Передавали вечерние новости. Я ожидал увидеть портрет Романа Романовича в траурной рамке, но этого не случилось. Мимоходом было сказано, что по халатности его водителя произошла автокатастрофа. Цаплин жив, но — в реанимаций. Его водитель невредим.
Милиционер смотрел на меня с нескрываемым презрением. Не дав дослушать про погоду, забрал телевизор и отнес в кабинет. Дверь опечатал. И встал возле нее, раздвинув ноги, руки за спину.
Хозяин держал паузу, как если бы вместе с ними наблюдал за действиями милиционера.
— Представляешь, какое несчастье? — спросил он.
— Да вот я тоже неважно себя чувствую… — сказал я.
— Береги себя, Паша! — сказал он. — Одни мы остались.
— Неужели не выживет! — вырвалось у меня. — Или на этот счет еще не было принято решения? — Я покосился на милиционера.
— Конец связи! — раздраженно сказал Эрудит, о котором я чуть было не запамятовал. — Опять вы, Павел Сергеевич…
— А что — я?
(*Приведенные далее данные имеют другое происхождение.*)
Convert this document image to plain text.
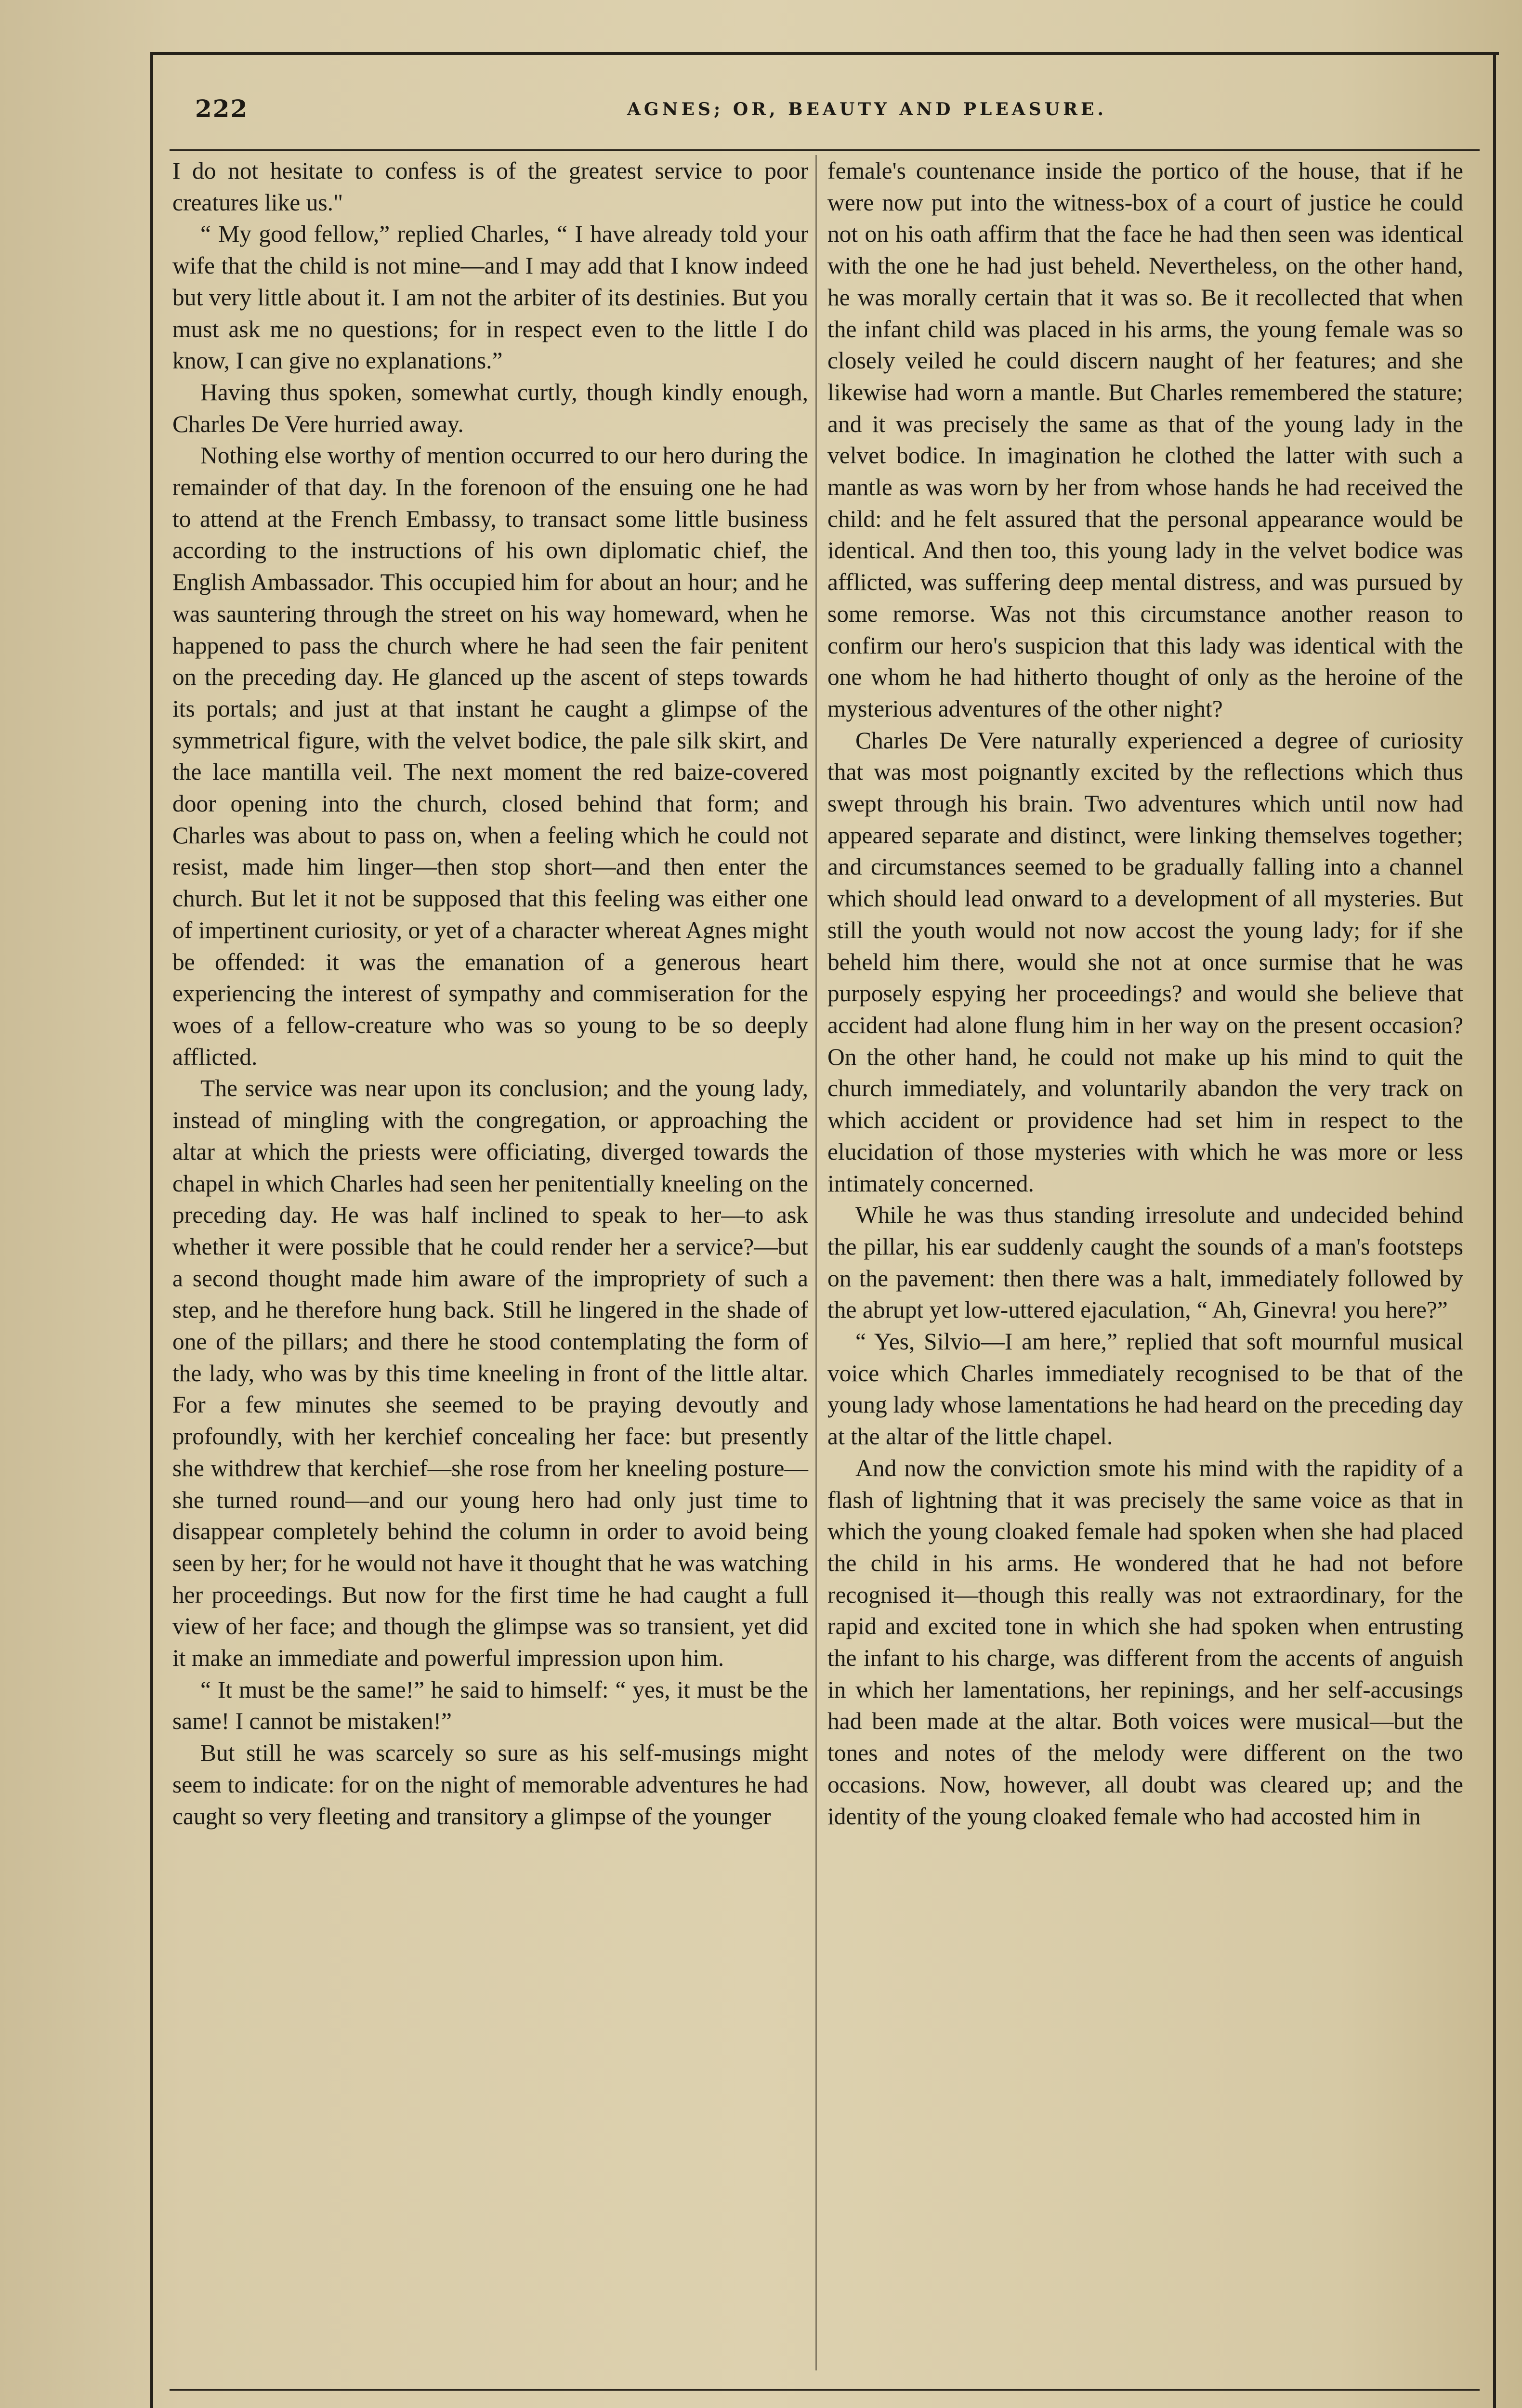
222	AGNES; OR, BEAUTY AND PLEASURE.

I do not hesitate to confess is of the greatest service to poor creatures like us."

“ My good fellow,” replied Charles, “ I have already told your wife that the child is not mine—and I may add that I know indeed but very little about it. I am not the arbiter of its destinies. But you must ask me no questions; for in respect even to the little I do know, I can give no explanations.”

Having thus spoken, somewhat curtly, though kindly enough, Charles De Vere hurried away.

Nothing else worthy of mention occurred to our hero during the remainder of that day. In the forenoon of the ensuing one he had to attend at the French Embassy, to transact some little business according to the instructions of his own diplomatic chief, the English Ambassador. This occupied him for about an hour; and he was sauntering through the street on his way homeward, when he happened to pass the church where he had seen the fair penitent on the preceding day. He glanced up the ascent of steps towards its portals; and just at that instant he caught a glimpse of the symmetrical figure, with the velvet bodice, the pale silk skirt, and the lace mantilla veil. The next moment the red baize-covered door opening into the church, closed behind that form; and Charles was about to pass on, when a feeling which he could not resist, made him linger—then stop short—and then enter the church. But let it not be supposed that this feeling was either one of impertinent curiosity, or yet of a character whereat Agnes might be offended: it was the emanation of a generous heart experiencing the interest of sympathy and commiseration for the woes of a fellow-creature who was so young to be so deeply afflicted.

The service was near upon its conclusion; and the young lady, instead of mingling with the congregation, or approaching the altar at which the priests were officiating, diverged towards the chapel in which Charles had seen her penitentially kneeling on the preceding day. He was half inclined to speak to her—to ask whether it were possible that he could render her a service?—but a second thought made him aware of the impropriety of such a step, and he therefore hung back. Still he lingered in the shade of one of the pillars; and there he stood contemplating the form of the lady, who was by this time kneeling in front of the little altar. For a few minutes she seemed to be praying devoutly and profoundly, with her kerchief concealing her face: but presently she withdrew that kerchief—she rose from her kneeling posture—she turned round—and our young hero had only just time to disappear completely behind the column in order to avoid being seen by her; for he would not have it thought that he was watching her proceedings. But now for the first time he had caught a full view of her face; and though the glimpse was so transient, yet did it make an immediate and powerful impression upon him.

“ It must be the same!” he said to himself: “ yes, it must be the same! I cannot be mistaken!”

But still he was scarcely so sure as his self-musings might seem to indicate: for on the night of memorable adventures he had caught so very fleeting and transitory a glimpse of the younger

female's countenance inside the portico of the house, that if he were now put into the witness-box of a court of justice he could not on his oath affirm that the face he had then seen was identical with the one he had just beheld. Nevertheless, on the other hand, he was morally certain that it was so. Be it recollected that when the infant child was placed in his arms, the young female was so closely veiled he could discern naught of her features; and she likewise had worn a mantle. But Charles remembered the stature; and it was precisely the same as that of the young lady in the velvet bodice. In imagination he clothed the latter with such a mantle as was worn by her from whose hands he had received the child: and he felt assured that the personal appearance would be identical. And then too, this young lady in the velvet bodice was afflicted, was suffering deep mental distress, and was pursued by some remorse. Was not this circumstance another reason to confirm our hero's suspicion that this lady was identical with the one whom he had hitherto thought of only as the heroine of the mysterious adventures of the other night?

Charles De Vere naturally experienced a degree of curiosity that was most poignantly excited by the reflections which thus swept through his brain. Two adventures which until now had appeared separate and distinct, were linking themselves together; and circumstances seemed to be gradually falling into a channel which should lead onward to a development of all mysteries. But still the youth would not now accost the young lady; for if she beheld him there, would she not at once surmise that he was purposely espying her proceedings? and would she believe that accident had alone flung him in her way on the present occasion? On the other hand, he could not make up his mind to quit the church immediately, and voluntarily abandon the very track on which accident or providence had set him in respect to the elucidation of those mysteries with which he was more or less intimately concerned.

While he was thus standing irresolute and undecided behind the pillar, his ear suddenly caught the sounds of a man's footsteps on the pavement: then there was a halt, immediately followed by the abrupt yet low-uttered ejaculation, “ Ah, Ginevra! you here?”

“ Yes, Silvio—I am here,” replied that soft mournful musical voice which Charles immediately recognised to be that of the young lady whose lamentations he had heard on the preceding day at the altar of the little chapel.

And now the conviction smote his mind with the rapidity of a flash of lightning that it was precisely the same voice as that in which the young cloaked female had spoken when she had placed the child in his arms. He wondered that he had not before recognised it—though this really was not extraordinary, for the rapid and excited tone in which she had spoken when entrusting the infant to his charge, was different from the accents of anguish in which her lamentations, her repinings, and her self-accusings had been made at the altar. Both voices were musical—but the tones and notes of the melody were different on the two occasions. Now, however, all doubt was cleared up; and the identity of the young cloaked female who had accosted him in
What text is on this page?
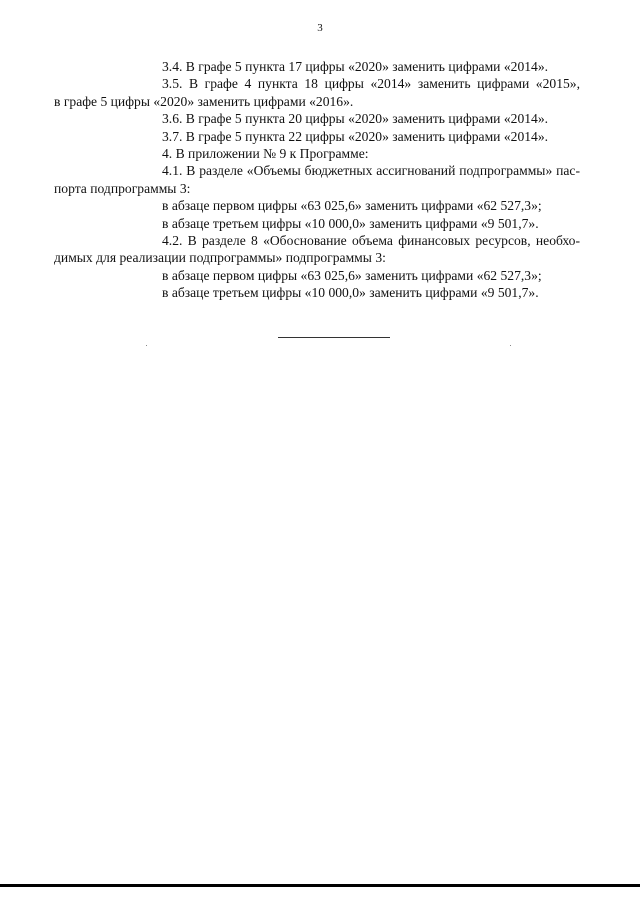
3
3.4. В графе 5 пункта 17 цифры «2020» заменить цифрами «2014».
3.5. В графе 4 пункта 18 цифры «2014» заменить цифрами «2015»,
в графе 5 цифры «2020» заменить цифрами «2016».
3.6. В графе 5 пункта 20 цифры «2020» заменить цифрами «2014».
3.7. В графе 5 пункта 22 цифры «2020» заменить цифрами «2014».
4. В приложении № 9 к Программе:
4.1. В разделе «Объемы бюджетных ассигнований подпрограммы» пас-
порта подпрограммы 3:
в абзаце первом цифры «63 025,6» заменить цифрами «62 527,3»;
в абзаце третьем цифры «10 000,0» заменить цифрами «9 501,7».
4.2. В разделе 8 «Обоснование объема финансовых ресурсов, необхо-
димых для реализации подпрограммы» подпрограммы 3:
в абзаце первом цифры «63 025,6» заменить цифрами «62 527,3»;
в абзаце третьем цифры «10 000,0» заменить цифрами «9 501,7».
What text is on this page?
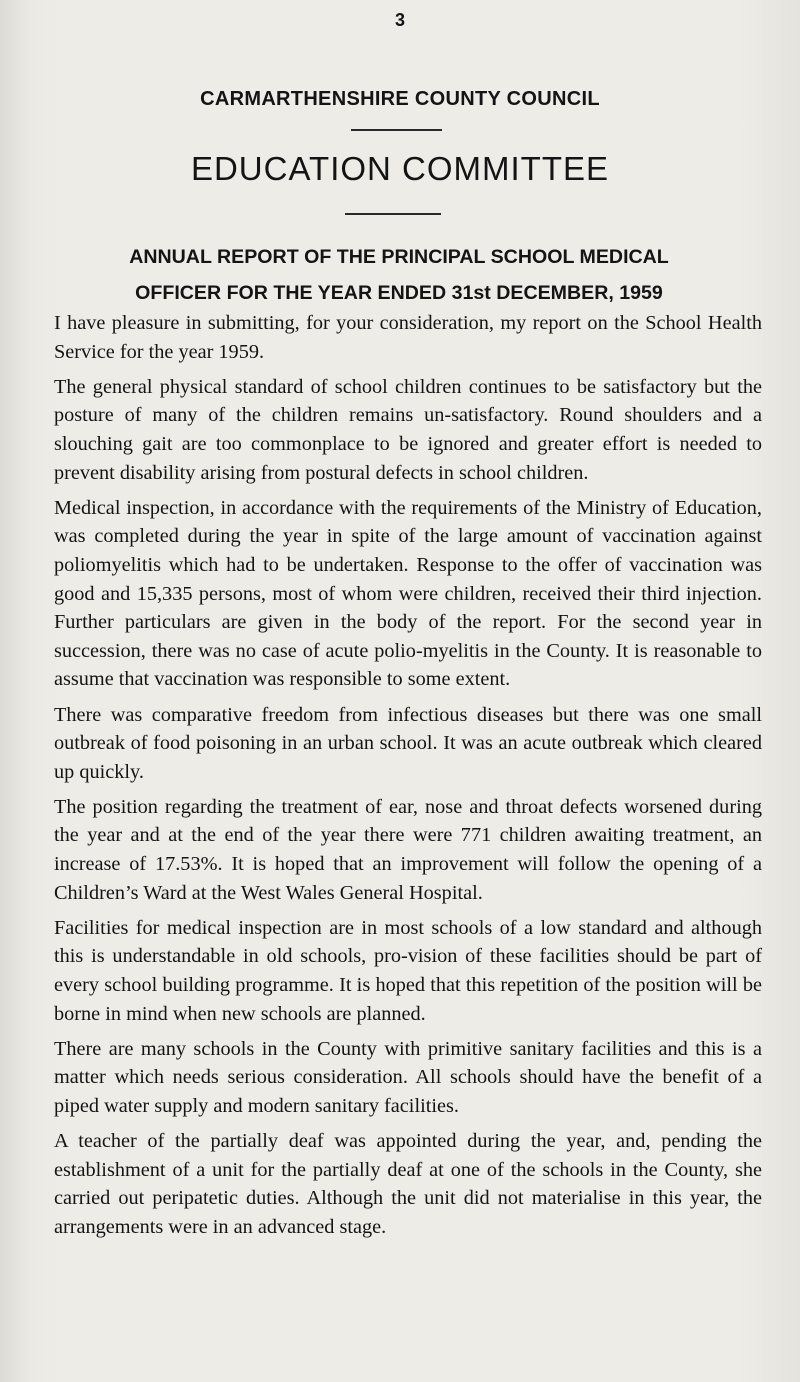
3
CARMARTHENSHIRE COUNTY COUNCIL
EDUCATION COMMITTEE
ANNUAL REPORT OF THE PRINCIPAL SCHOOL MEDICAL
OFFICER FOR THE YEAR ENDED 31st DECEMBER, 1959

I have pleasure in submitting, for your consideration, my report on the School Health Service for the year 1959.

The general physical standard of school children continues to be satisfactory but the posture of many of the children remains un-satisfactory. Round shoulders and a slouching gait are too commonplace to be ignored and greater effort is needed to prevent disability arising from postural defects in school children.

Medical inspection, in accordance with the requirements of the Ministry of Education, was completed during the year in spite of the large amount of vaccination against poliomyelitis which had to be undertaken. Response to the offer of vaccination was good and 15,335 persons, most of whom were children, received their third injection. Further particulars are given in the body of the report. For the second year in succession, there was no case of acute polio-myelitis in the County. It is reasonable to assume that vaccination was responsible to some extent.

There was comparative freedom from infectious diseases but there was one small outbreak of food poisoning in an urban school. It was an acute outbreak which cleared up quickly.

The position regarding the treatment of ear, nose and throat defects worsened during the year and at the end of the year there were 771 children awaiting treatment, an increase of 17.53%. It is hoped that an improvement will follow the opening of a Children’s Ward at the West Wales General Hospital.

Facilities for medical inspection are in most schools of a low standard and although this is understandable in old schools, pro-vision of these facilities should be part of every school building programme. It is hoped that this repetition of the position will be borne in mind when new schools are planned.

There are many schools in the County with primitive sanitary facilities and this is a matter which needs serious consideration. All schools should have the benefit of a piped water supply and modern sanitary facilities.

A teacher of the partially deaf was appointed during the year, and, pending the establishment of a unit for the partially deaf at one of the schools in the County, she carried out peripatetic duties. Although the unit did not materialise in this year, the arrangements were in an advanced stage.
По голове дали, гастроли сорвали. Я виноват, что так получилось?
В ответ были только гудки. И спустя минуту был объявлен наш рейс. Мы ничего не понимали. Отложили же до утра? Как и все остальные?
А пассажиры других рейсов стали возмущаться. Почему одним, отложенным, есть топливо, хотя они должны вылетать позже, а им, кто дольше ожидает, никакого топлива нет?
Я если не знал ответ, то догадывался. Для этого стоило только взглянуть на нашего милиционера, только что бесцеремонно отнявшего у меня радиотелефон, к которому я стал привыкать. Он не удивлялся и не возмущался. Его дело было проследить, чтобы мы наконец покинули гостеприимную столицу. Я еще видел его из иллюминатора, стоящего на летном поле под пронизывающим ноябрьским ветром. И только убедившись, что с самолетом полный порядок, что двигатели работают нормально, закрылки шевелятся вместе с рулями, то есть что мы наконец все улетаем, он зашагал, не оглядываясь, к аэропорту.